When should I use a circuit breaker?

Any time you call a remote service that could fail or slow down. The textbook case is microservice-to-microservice calls, but it applies equally to database connections, third-party APIs (payment gateways, SMS providers), cache servers, and external HTTP services. The general rule: if a slow or failing dependency could cascade through your system, wrap calls to it in a circuit breaker. Skip it only for in-process calls or operations that can't fail meaningfully.

What's the difference between a circuit breaker and a retry?

Different problems. Retries help with transient failures (network blips, brief overloads). Circuit breakers help with systemic failures (downstream is fundamentally broken). They work together: retry transient errors, but stop retrying when the breaker opens. Without a breaker, retries amplify the load on a struggling service, often making things worse. Best practice: retry with exponential backoff, wrapped inside a circuit breaker.
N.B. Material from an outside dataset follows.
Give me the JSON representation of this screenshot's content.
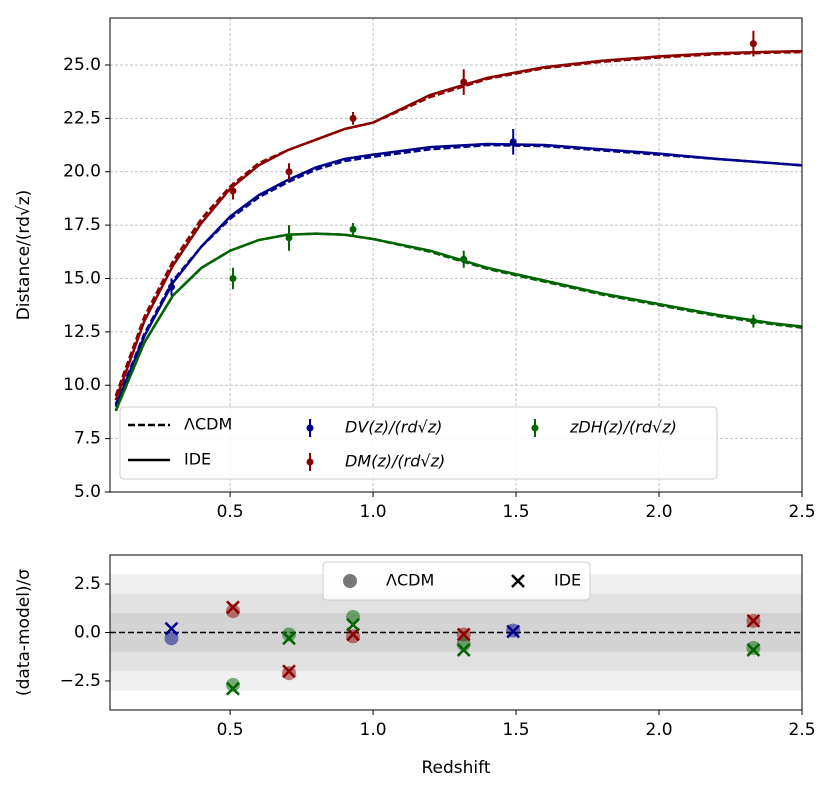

Should every microservice call have a circuit breaker?

Yes, in production microservice architectures. Service meshes like Istio implement circuit breakers automatically per service, requiring no application code changes. If you don't have a service mesh, libraries like Resilience4j (Java), Polly (.NET), or PyBreaker (Python) provide the pattern. The marginal cost of adding one is low; the cost of cascading failure during production incidents is enormous.

Circuit Breaker Pattern: How to Prevent Cascading Failures

When a downstream service starts to fail, your first instinct as an engineer is "let's retry." This is exactly the wrong response. Naive retries amplify load on a struggling service, often pushing transient failures into systemic outages. Circuit breakers solve this by detecting failure patterns and stopping requests to a failing dependency until it recovers.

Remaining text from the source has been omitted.